Pour Bruno Le Maire, l'Europe doit « montrer les dents » pour protéger ses intérêts économiques

Il faut désormais « montrer les dents » pour protéger les intérêts économiques de l'Europe, a estimé jeudi le ministre français de l'Economie Bruno Le Maire, observant que « le temps de la mondialisation heureuse (était) fini ». Le ministre s'exprimait devant la presse avant une réunion lundi à Paris sur la politique industrielle européenne, avec ses homologues allemand et italien, Robert Habeck et Adolfo Urso. C'est le « moment d'affirmer un certain nombre d'ambitions des trois premières économies européennes devant la nouvelle Commission et devant le nouveau Parlement européen » a dit Bruno Le Maire.

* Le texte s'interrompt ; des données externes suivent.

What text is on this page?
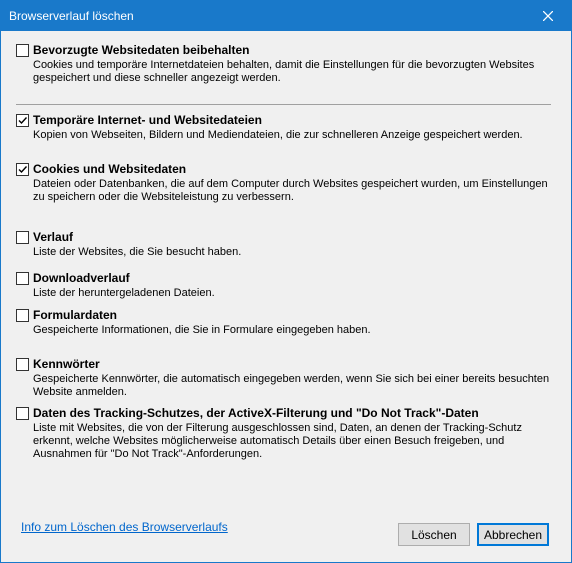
Browserverlauf löschen
Bevorzugte Websitedaten beibehalten
Cookies und temporäre Internetdateien behalten, damit die Einstellungen für die bevorzugten Websites gespeichert und diese schneller angezeigt werden.
Temporäre Internet- und Websitedateien
Kopien von Webseiten, Bildern und Mediendateien, die zur schnelleren Anzeige gespeichert werden.
Cookies und Websitedaten
Dateien oder Datenbanken, die auf dem Computer durch Websites gespeichert wurden, um Einstellungen zu speichern oder die Websiteleistung zu verbessern.
Verlauf
Liste der Websites, die Sie besucht haben.
Downloadverlauf
Liste der heruntergeladenen Dateien.
Formulardaten
Gespeicherte Informationen, die Sie in Formulare eingegeben haben.
Kennwörter
Gespeicherte Kennwörter, die automatisch eingegeben werden, wenn Sie sich bei einer bereits besuchten Website anmelden.
Daten des Tracking-Schutzes, der ActiveX-Filterung und "Do Not Track"-Daten
Liste mit Websites, die von der Filterung ausgeschlossen sind, Daten, an denen der Tracking-Schutz erkennt, welche Websites möglicherweise automatisch Details über einen Besuch freigeben, und Ausnahmen für "Do Not Track"-Anforderungen.
Info zum Löschen des Browserverlaufs
Löschen	Abbrechen
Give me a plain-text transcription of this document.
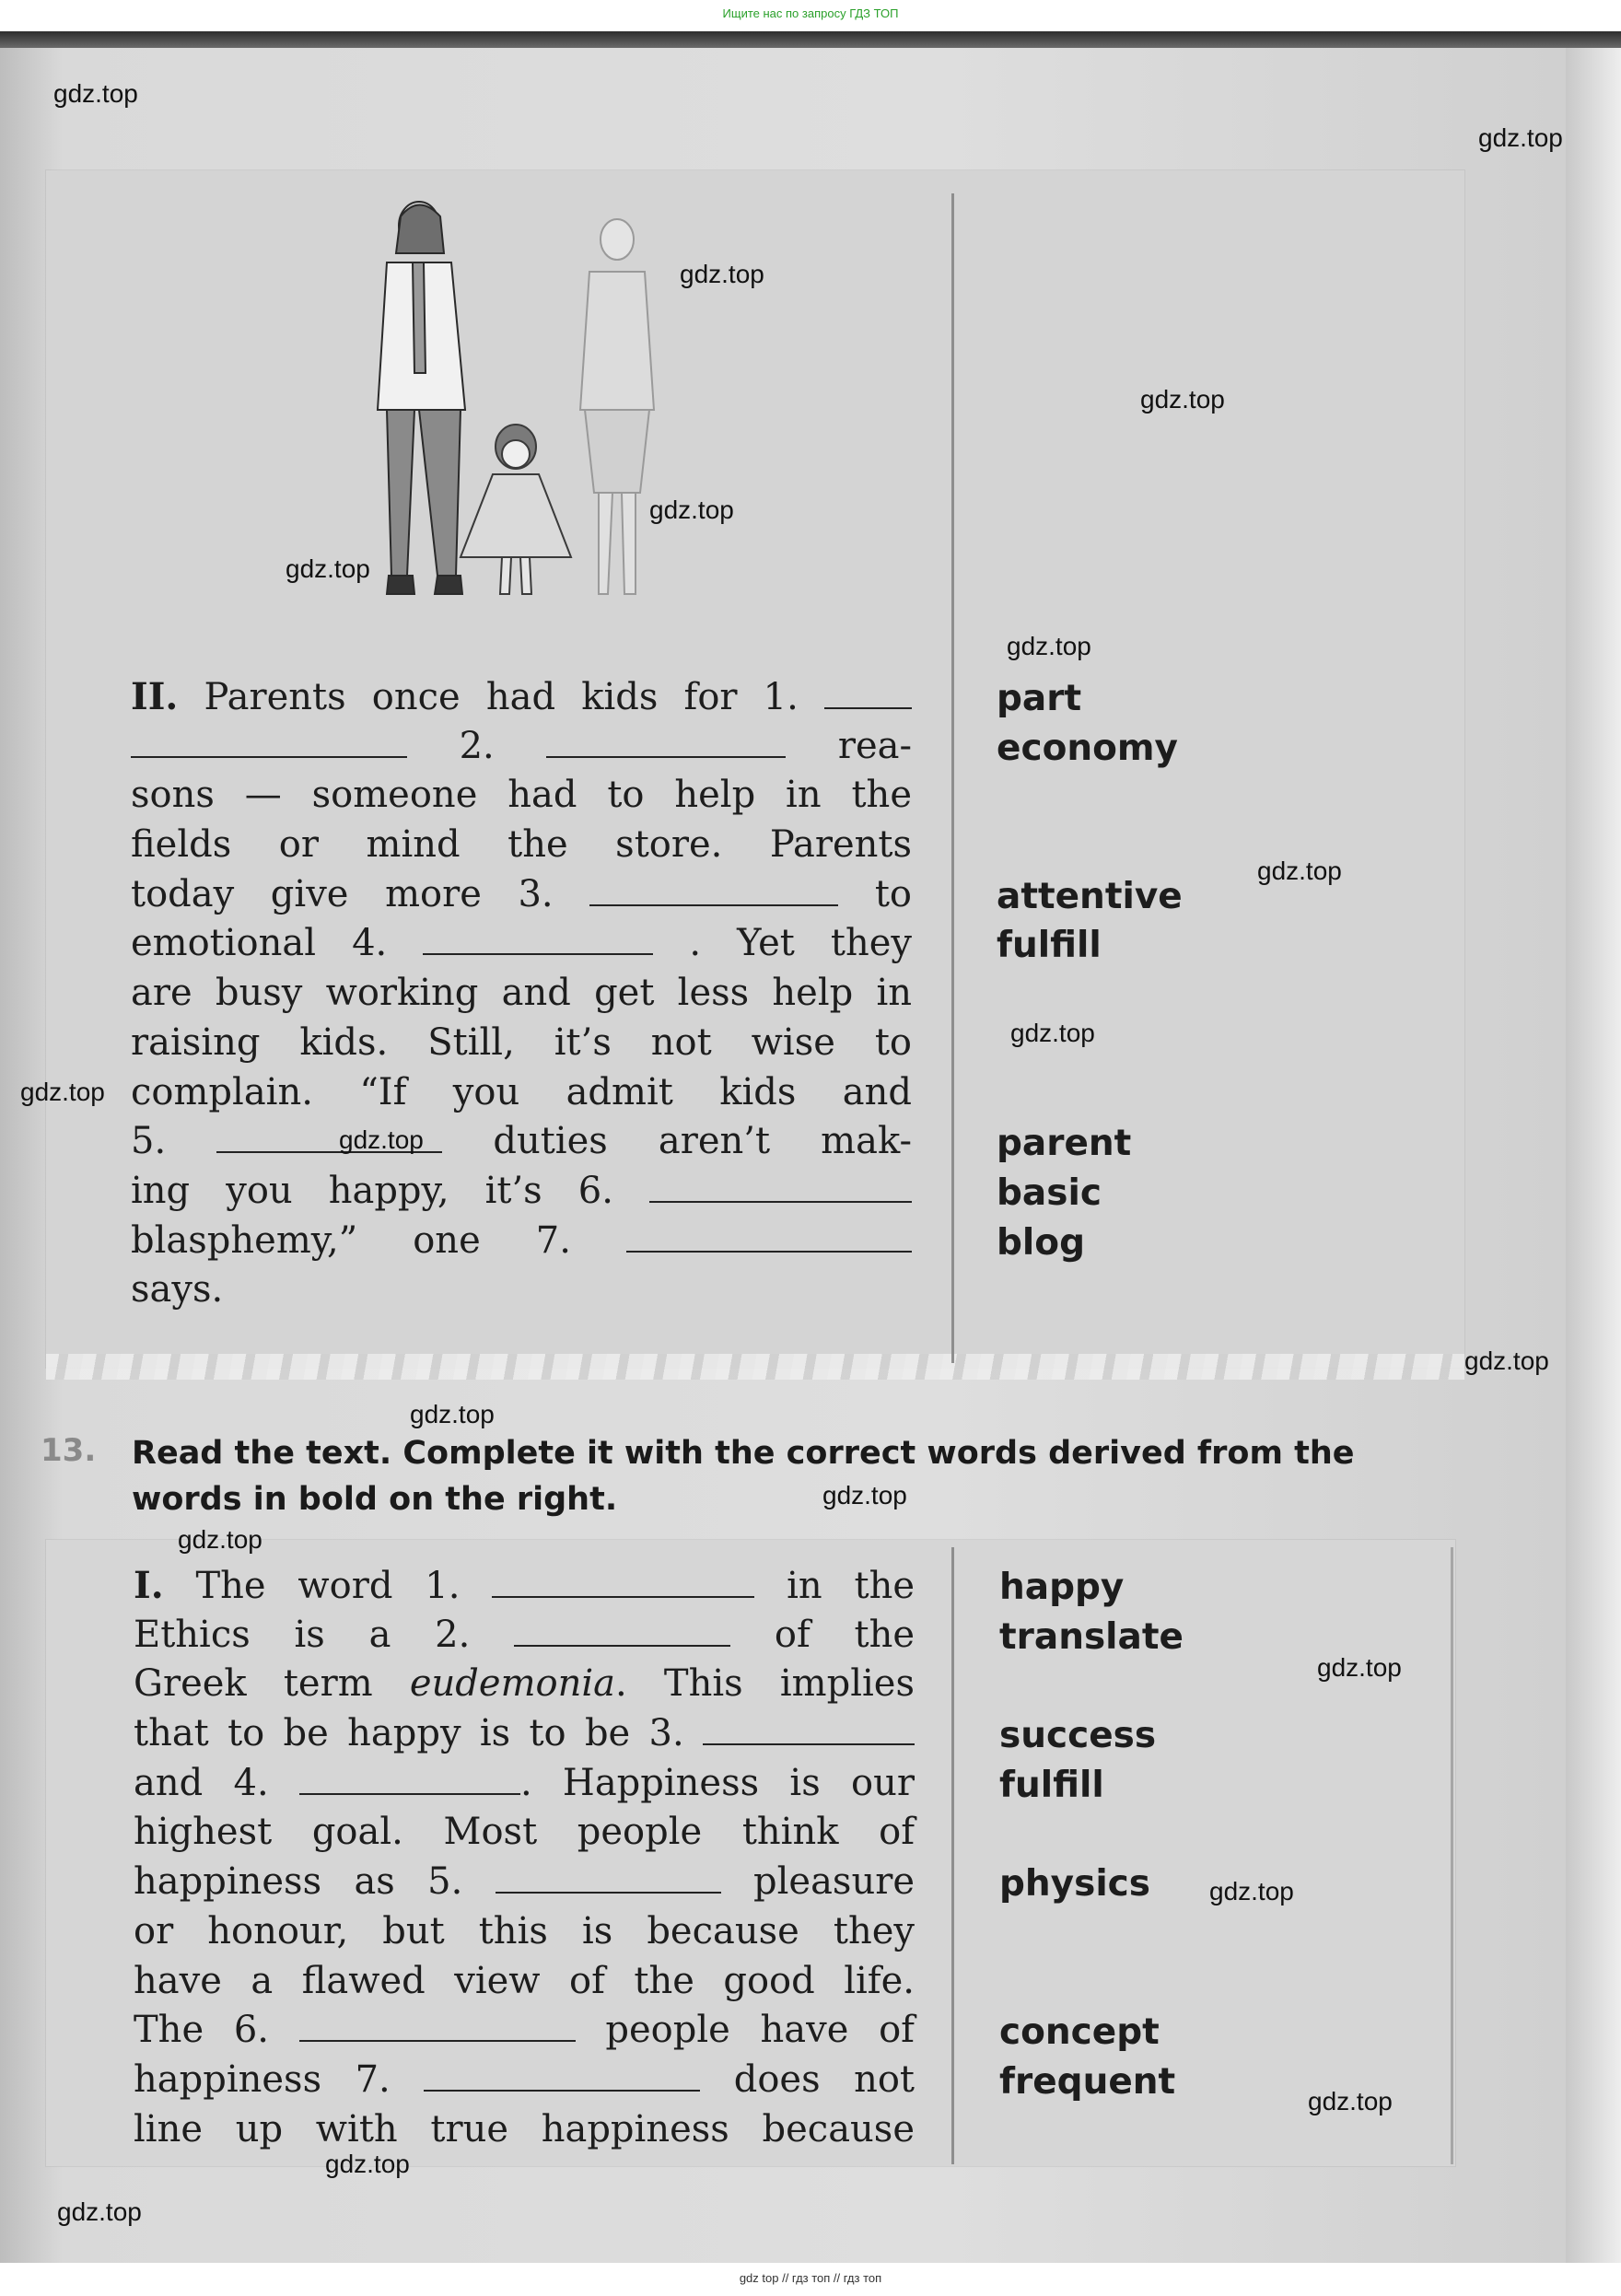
Ищите нас по запросу ГДЗ ТОП
II. Parents once had kids for 1.
2.	rea-
sons — someone had to help in the
fields or mind the store. Parents
today give more 3.	to
emotional 4.	. Yet they
are busy working and get less help in
raising kids. Still, it’s not wise to
complain. “If you admit kids and
5.	duties aren’t mak-
ing you happy, it’s 6.
blasphemy,” one 7.
says.
part
economy
attentive
fulfill
parent
basic
blog
13. Read the text. Complete it with the correct words derived from the words in bold on the right.
I. The word 1.	in the
Ethics is a 2.	of the
Greek term eudemonia. This implies
that to be happy is to be 3.
and 4.	. Happiness is our
highest goal. Most people think of
happiness as 5.	pleasure
or honour, but this is because they
have a flawed view of the good life.
The 6.	people have of
happiness 7.	does not
line up with true happiness because
happy
translate
success
fulfill
physics
concept
frequent
gdz.top
gdz.top
gdz.top
gdz.top
gdz.top
gdz.top
gdz.top
gdz.top
gdz.top
gdz.top
gdz.top
gdz.top
gdz.top
gdz.top
gdz.top
gdz.top
gdz.top
gdz.top
gdz.top
gdz.top
gdz top // гдз топ // гдз топ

Alors que l'UE connaît un déficit commercial de 200 milliards d'euros avec la Chine, le ministre français veut discuter, malgré « les réticences allemandes sur ce sujet » d'un « rééquilibrage des règles environnementales » de production, bien plus strictes en UE qu'en Chine.  Cela n'empêche pas la France de souhaiter que la Chine « reste un partenaire commercial majeur », selon Bercy.